Anomaly detection models can be applied with reduced data requirements compared to large-scale supervised models with the trade-off of having a vaguer output. At Ada Mode we have implemented a self-supervised approach to learn from recent healthy data to build an understanding of normal system behaviour.

Taking inputs from multiple sensors and measurements such as audio, temperature, pressure and vibration, an auto-encoder neural network can be trained to condense and recreate the input to build a fundamental understanding of how the system behaves and how the individual variables interact.

Trained with initial healthy data from new instrumentation, a well-built model of this structure can alert system experts of significant deviations from the expected behaviour based on the recreation score. With this approach, insights could be gained from new plant instruments within a matter of days, allowing for a bedding-in period of the new sensors.

It’s worth noting that dynamic industrial systems often have many different modes of operation, of all of which are normal and expected. In this case it will take more time to build up a robust picture of plant behaviour and may cause some false positive anomaly flags early on, but allowing the model to continuously learn from the data stream under domain expert guidance and building complexity over time will lead to improved results.

At Ada Mode we’ve implemented this approach in a biogas industrial system using just a few weeks of high-resolution sensor data. The model successfully highlights known adverse behaviour in testing with the output becoming more refined as data was continuously gathered.

Fall back on the basics to find change

Anomaly detection isn’t the only way to glean insights from new data streams. There is a whole field of online statistical algorithms designed to be deployed on live data, adapt to change and provide continuous insights. Change point detection can detect statistically significant step changes in signal properties, trend monitoring can find and notify of continuous trends of varying lengths and directions. Rule based systems can be developed to automatically check against alarm levels and operating bands as part of an expert system.

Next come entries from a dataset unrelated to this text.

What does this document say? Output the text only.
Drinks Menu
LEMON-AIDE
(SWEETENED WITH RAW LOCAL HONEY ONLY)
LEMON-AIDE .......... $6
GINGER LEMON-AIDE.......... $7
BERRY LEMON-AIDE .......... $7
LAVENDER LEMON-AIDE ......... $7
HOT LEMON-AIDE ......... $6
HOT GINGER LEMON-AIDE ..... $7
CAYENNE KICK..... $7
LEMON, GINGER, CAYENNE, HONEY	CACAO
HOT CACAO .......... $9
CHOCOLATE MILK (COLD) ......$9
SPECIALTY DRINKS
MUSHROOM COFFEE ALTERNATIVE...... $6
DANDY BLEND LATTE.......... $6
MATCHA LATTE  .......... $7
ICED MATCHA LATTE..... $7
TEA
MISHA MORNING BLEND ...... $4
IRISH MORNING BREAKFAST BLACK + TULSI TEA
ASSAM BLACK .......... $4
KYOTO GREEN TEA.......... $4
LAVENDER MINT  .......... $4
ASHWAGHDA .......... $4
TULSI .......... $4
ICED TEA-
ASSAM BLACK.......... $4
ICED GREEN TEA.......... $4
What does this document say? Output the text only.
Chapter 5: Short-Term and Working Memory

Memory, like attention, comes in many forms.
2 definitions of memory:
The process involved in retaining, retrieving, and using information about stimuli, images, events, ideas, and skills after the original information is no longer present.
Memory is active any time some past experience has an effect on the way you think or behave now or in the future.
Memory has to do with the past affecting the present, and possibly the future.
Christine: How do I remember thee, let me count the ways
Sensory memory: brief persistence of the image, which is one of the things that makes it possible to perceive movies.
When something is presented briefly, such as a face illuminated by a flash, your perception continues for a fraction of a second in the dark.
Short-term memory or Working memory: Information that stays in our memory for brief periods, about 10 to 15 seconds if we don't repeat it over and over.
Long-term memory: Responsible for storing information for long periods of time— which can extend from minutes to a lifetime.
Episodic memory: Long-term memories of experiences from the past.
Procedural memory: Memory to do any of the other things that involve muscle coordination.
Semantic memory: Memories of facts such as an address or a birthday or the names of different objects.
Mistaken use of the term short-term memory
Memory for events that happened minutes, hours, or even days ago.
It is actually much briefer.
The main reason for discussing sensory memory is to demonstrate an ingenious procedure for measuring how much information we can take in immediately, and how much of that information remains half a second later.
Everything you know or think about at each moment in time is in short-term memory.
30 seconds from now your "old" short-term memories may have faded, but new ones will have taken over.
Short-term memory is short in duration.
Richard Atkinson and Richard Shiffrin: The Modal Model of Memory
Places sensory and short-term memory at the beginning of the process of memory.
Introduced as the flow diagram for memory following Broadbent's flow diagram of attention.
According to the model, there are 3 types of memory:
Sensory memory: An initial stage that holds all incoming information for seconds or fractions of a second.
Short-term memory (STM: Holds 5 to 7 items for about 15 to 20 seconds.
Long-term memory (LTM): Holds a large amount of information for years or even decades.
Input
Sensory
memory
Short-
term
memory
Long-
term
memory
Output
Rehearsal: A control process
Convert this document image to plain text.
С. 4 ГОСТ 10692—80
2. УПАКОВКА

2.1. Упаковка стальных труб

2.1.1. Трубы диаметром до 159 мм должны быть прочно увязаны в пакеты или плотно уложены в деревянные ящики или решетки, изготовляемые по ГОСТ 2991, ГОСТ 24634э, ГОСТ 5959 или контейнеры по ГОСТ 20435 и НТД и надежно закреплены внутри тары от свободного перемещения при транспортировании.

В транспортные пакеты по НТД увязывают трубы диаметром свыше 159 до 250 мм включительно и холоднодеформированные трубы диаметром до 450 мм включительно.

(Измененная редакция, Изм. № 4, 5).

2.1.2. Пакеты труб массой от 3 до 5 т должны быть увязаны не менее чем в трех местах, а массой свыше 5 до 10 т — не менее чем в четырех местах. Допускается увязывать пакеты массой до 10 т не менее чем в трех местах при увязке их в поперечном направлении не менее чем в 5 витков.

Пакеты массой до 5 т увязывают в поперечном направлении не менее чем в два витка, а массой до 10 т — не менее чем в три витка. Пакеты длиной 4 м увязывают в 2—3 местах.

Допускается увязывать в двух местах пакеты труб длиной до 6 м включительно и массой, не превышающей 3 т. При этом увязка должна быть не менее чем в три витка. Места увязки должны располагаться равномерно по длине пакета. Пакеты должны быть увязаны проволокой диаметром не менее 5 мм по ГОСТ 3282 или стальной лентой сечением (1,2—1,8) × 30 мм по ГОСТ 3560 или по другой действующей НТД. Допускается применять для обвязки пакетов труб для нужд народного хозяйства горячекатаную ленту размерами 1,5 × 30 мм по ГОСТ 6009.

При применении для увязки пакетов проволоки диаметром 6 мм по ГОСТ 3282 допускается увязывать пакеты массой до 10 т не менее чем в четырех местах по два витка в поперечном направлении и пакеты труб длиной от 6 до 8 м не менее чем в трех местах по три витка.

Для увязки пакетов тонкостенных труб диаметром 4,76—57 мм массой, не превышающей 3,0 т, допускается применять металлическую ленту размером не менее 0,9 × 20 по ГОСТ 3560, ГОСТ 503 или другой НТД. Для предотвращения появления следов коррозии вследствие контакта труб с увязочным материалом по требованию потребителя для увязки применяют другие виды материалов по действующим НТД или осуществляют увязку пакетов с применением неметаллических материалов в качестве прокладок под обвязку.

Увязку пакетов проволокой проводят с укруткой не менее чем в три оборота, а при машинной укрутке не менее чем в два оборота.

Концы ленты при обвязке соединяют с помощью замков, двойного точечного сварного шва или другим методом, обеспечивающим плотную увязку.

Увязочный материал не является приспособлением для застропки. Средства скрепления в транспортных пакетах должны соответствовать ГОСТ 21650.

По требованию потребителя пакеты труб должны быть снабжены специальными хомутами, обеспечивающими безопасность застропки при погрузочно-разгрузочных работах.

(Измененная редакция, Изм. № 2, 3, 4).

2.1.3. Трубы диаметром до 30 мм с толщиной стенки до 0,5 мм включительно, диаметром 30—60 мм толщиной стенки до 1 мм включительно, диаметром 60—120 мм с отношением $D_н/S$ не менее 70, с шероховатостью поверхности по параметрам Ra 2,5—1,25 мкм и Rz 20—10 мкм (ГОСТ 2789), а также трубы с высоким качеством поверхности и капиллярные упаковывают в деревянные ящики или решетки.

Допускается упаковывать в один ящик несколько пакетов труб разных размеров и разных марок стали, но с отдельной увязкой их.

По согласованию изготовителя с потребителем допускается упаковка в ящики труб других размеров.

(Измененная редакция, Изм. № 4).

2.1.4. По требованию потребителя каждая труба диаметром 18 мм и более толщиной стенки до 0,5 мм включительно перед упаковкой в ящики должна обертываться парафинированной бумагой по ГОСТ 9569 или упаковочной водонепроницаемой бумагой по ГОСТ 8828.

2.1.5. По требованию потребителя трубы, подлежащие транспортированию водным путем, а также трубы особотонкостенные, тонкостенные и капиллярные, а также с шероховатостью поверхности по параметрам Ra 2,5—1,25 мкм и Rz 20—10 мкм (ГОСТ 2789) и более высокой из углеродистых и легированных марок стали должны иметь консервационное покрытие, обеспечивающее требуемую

Basic visualisation strategies can have a huge impact in the adoption of data decision making. Interactive and modern dashboarding can allow system owners and engineers to interrogate incoming data with ease, a step away from clunky dated systems.

Building an instrumentation strategy

To optimise the impact of the discussed analysis and more importantly as the big data boom intensifies, it’s crucial that instrumentation is applied with a robust and future proof strategy. At Ada Mode we recommend 3 steps are taken before instrumentation of an industrial system:

  1. The captured data is comprehensive and on the pulse of system health and performance
  2. The data stored is easily accessible to those that can extract its value
  3. Contextual information is accurately collected simultaneously and is easily aligned to the system

By ensuring the breadth of the captured data is sufficient to current and future ambitions it can prevent any regrets down the line about inadequate data requirements and maximise the potential for applying more advanced supervised AI.

By storing data in remotely accessible databases, data scientists, analysts and software engineers can rapidly iterate in development reducing costs and improving the quality of the final product.

Contextual information can consist of recordings such as the target output in manufacturing, plant operating control settings in chemical processes or power output in energy production. This high-level information is key to building up a complete picture when looking back at historical data down the line. The success of AI project can come down to having broad historical context.

Getting these 3 things right will ensure a good chance at thriving in the data revolution for both the short and long term.

Final thoughts

Perhaps digitisation and instrumentation would be even more widely adopted by reducing the lag between large initial investment costs and the returned benefit. The strategies discussed here can deliver that and put data to work from day one.